Yes, but i still think this table looks suspicious.
Couldn't they have done a 512bit single-GPU 90nm G80 GTX then ?
Or a 256bit 90nm G80 GTS ?

Why the odd 320 and 384bit memory buses ?
 
Yes, but i still think this table looks suspicious.
Couldn't they have done a 512bit single-GPU 90nm G80 GTX then ?
The extra 128 bits would have required another 8 ROPs + 2 channels of memory bus + L2 cache, since ROPs and memory are tied together. That could have cost another 50M+ :?: transistors.

Jawed
 
Heh, the ROPs and memory channels are coupled - increase in bus width = increase in ROPs. On the other hand the shader/TMU arrays are not coupled to the ROPs - they use a crossbar.
 
Distinct possibility. The R420 was originally touted as a 12-pipeline GPU but really had 16. It's not out of the question that G80 could have 160 total shaders for redundancy.

Well, this *could* explain the apparently good yield rate from a 90nm 681M transistor chip, in theory... ;)
And if this turns out correct, then the 80nm shrink may be out of the question, at least for now.

But, as i said before, i'm having a hard time swallowing this story, especially considering the source.
These were the same guys that said G80 wasn't even unified in the first place, mere weeks before the official unveiling...
 
Well, this *could* explain the apparently good yield rate from a 90nm 681M transistor chip, in theory... ;)
And if this turns out correct, then the 80nm shrink may be out of the question, at least for now.
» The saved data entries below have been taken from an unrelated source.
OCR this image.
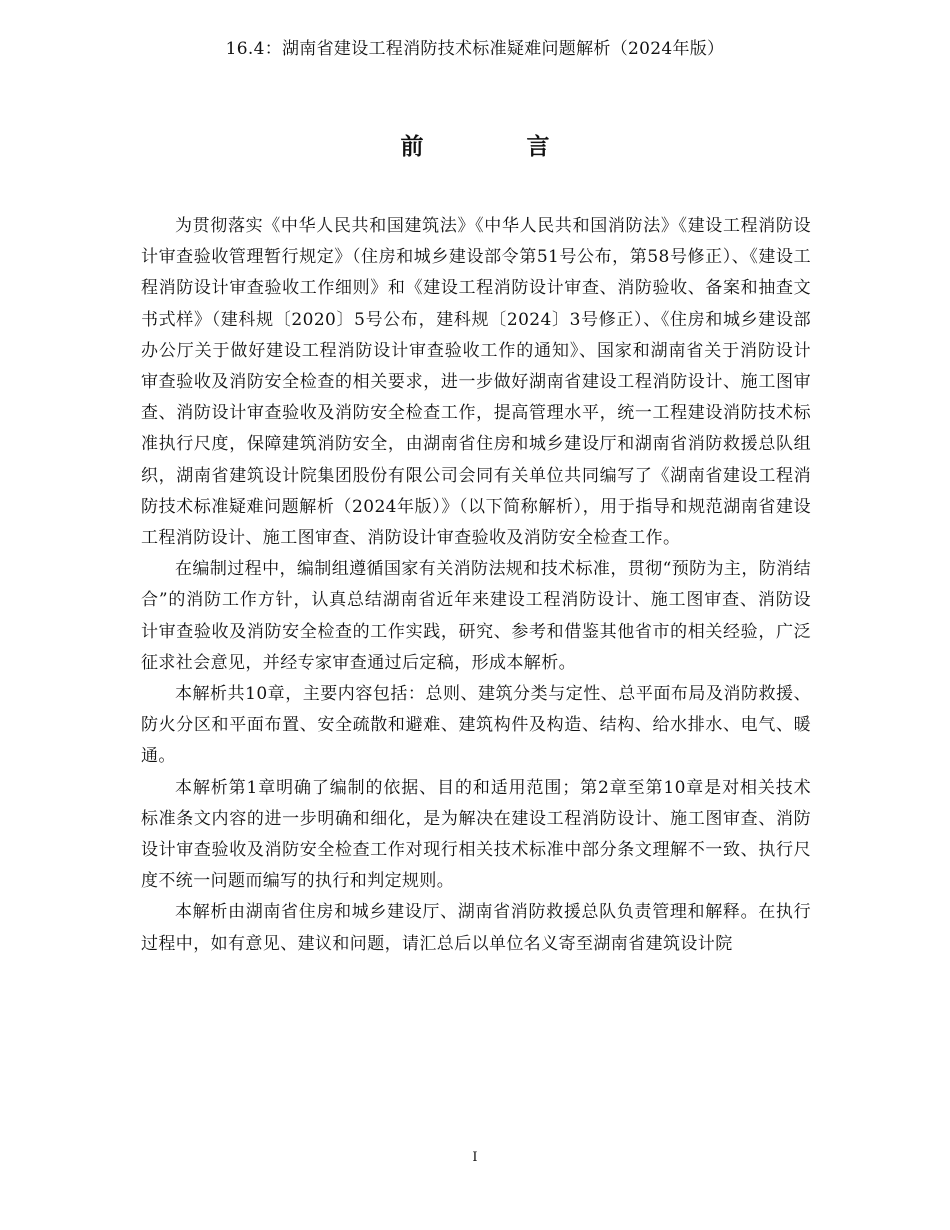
16.4：湖南省建设工程消防技术标准疑难问题解析（2024年版）
前　言

为贯彻落实《中华人民共和国建筑法》《中华人民共和国消防法》《建设工程消防设计审查验收管理暂行规定》（住房和城乡建设部令第51号公布，第58号修正）、《建设工程消防设计审查验收工作细则》和《建设工程消防设计审查、消防验收、备案和抽查文书式样》（建科规〔2020〕5号公布，建科规〔2024〕3号修正）、《住房和城乡建设部办公厅关于做好建设工程消防设计审查验收工作的通知》、国家和湖南省关于消防设计审查验收及消防安全检查的相关要求，进一步做好湖南省建设工程消防设计、施工图审查、消防设计审查验收及消防安全检查工作，提高管理水平，统一工程建设消防技术标准执行尺度，保障建筑消防安全，由湖南省住房和城乡建设厅和湖南省消防救援总队组织，湖南省建筑设计院集团股份有限公司会同有关单位共同编写了《湖南省建设工程消防技术标准疑难问题解析（2024年版）》（以下简称解析），用于指导和规范湖南省建设工程消防设计、施工图审查、消防设计审查验收及消防安全检查工作。

在编制过程中，编制组遵循国家有关消防法规和技术标准，贯彻“预防为主，防消结合”的消防工作方针，认真总结湖南省近年来建设工程消防设计、施工图审查、消防设计审查验收及消防安全检查的工作实践，研究、参考和借鉴其他省市的相关经验，广泛征求社会意见，并经专家审查通过后定稿，形成本解析。

本解析共10章，主要内容包括：总则、建筑分类与定性、总平面布局及消防救援、防火分区和平面布置、安全疏散和避难、建筑构件及构造、结构、给水排水、电气、暖通。

本解析第1章明确了编制的依据、目的和适用范围；第2章至第10章是对相关技术标准条文内容的进一步明确和细化，是为解决在建设工程消防设计、施工图审查、消防设计审查验收及消防安全检查工作对现行相关技术标准中部分条文理解不一致、执行尺度不统一问题而编写的执行和判定规则。

本解析由湖南省住房和城乡建设厅、湖南省消防救援总队负责管理和解释。在执行过程中，如有意见、建议和问题，请汇总后以单位名义寄至湖南省建筑设计院

I
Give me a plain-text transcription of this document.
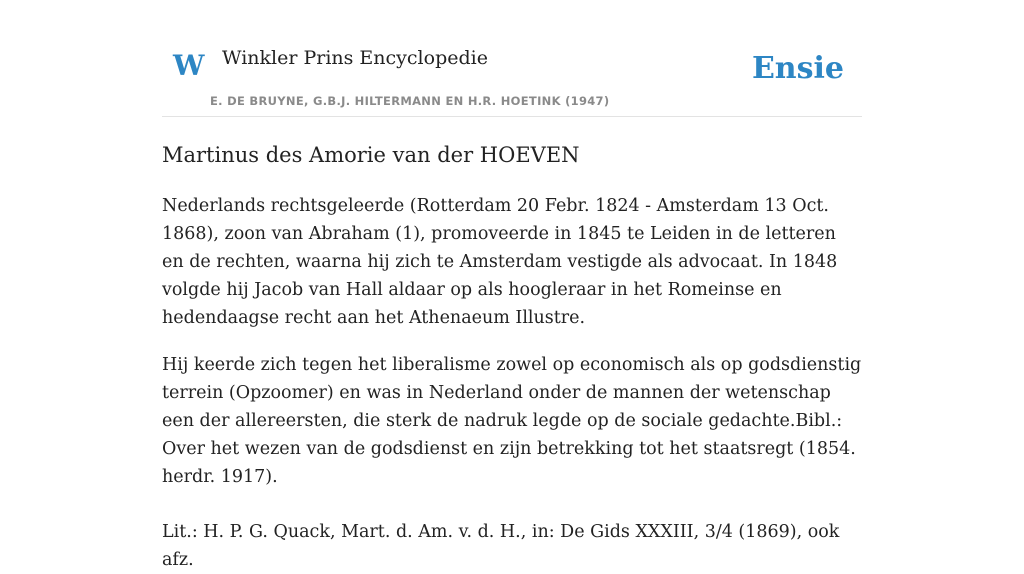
W Winkler Prins Encyclopedie
E. DE BRUYNE, G.B.J. HILTERMANN EN H.R. HOETINK (1947)
Ensie
Martinus des Amorie van der HOEVEN

Nederlands rechtsgeleerde (Rotterdam 20 Febr. 1824 - Amsterdam 13 Oct. 1868), zoon van Abraham (1), promoveerde in 1845 te Leiden in de letteren en de rechten, waarna hij zich te Amsterdam vestigde als advocaat. In 1848 volgde hij Jacob van Hall aldaar op als hoogleraar in het Romeinse en hedendaagse recht aan het Athenaeum Illustre.

Hij keerde zich tegen het liberalisme zowel op economisch als op godsdienstig terrein (Opzoomer) en was in Nederland onder de mannen der wetenschap een der allereersten, die sterk de nadruk legde op de sociale gedachte.Bibl.: Over het wezen van de godsdienst en zijn betrekking tot het staatsregt (1854. herdr. 1917).

Lit.: H. P. G. Quack, Mart. d. Am. v. d. H., in: De Gids XXXIII, 3/4 (1869), ook afz.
Why is that? Shrinks are usually a good idea.

But, as i said before, i'm having a hard time swallowing this story, especially considering the source.
These were the same guys that said G80 wasn't even unified in the first place, mere weeks before the official unveiling...

I think nVidia fooled more than just theinq. ;)

Yes, I know this is a problematic source, but it is very similar to a previous GPU, and is almost a requirement if you want redundancy. There almost certainly has to be some spare shader units or the 8800GTX wouldn't even exist.
 
Why is that? Shrinks are usually a good idea.

Not when the cost of redesigning for the new half-node isn't worth it.
I'm not certain of the prototyping/sampling costs these days, so, take it as you will.



I think nVidia fooled more than just theinq. ;)

Yes, I know this is a problematic source, but it is very similar to a previous GPU, and is almost a requirement if you want redundancy. There almost certainly has to be some spare shader units or the 8800GTX wouldn't even exist.

Some is one thing, but an extra 32 ALU's, up from 128 ? That is the same difference between GTS and GTX, and, as we know from the benchmarks, it is a lot.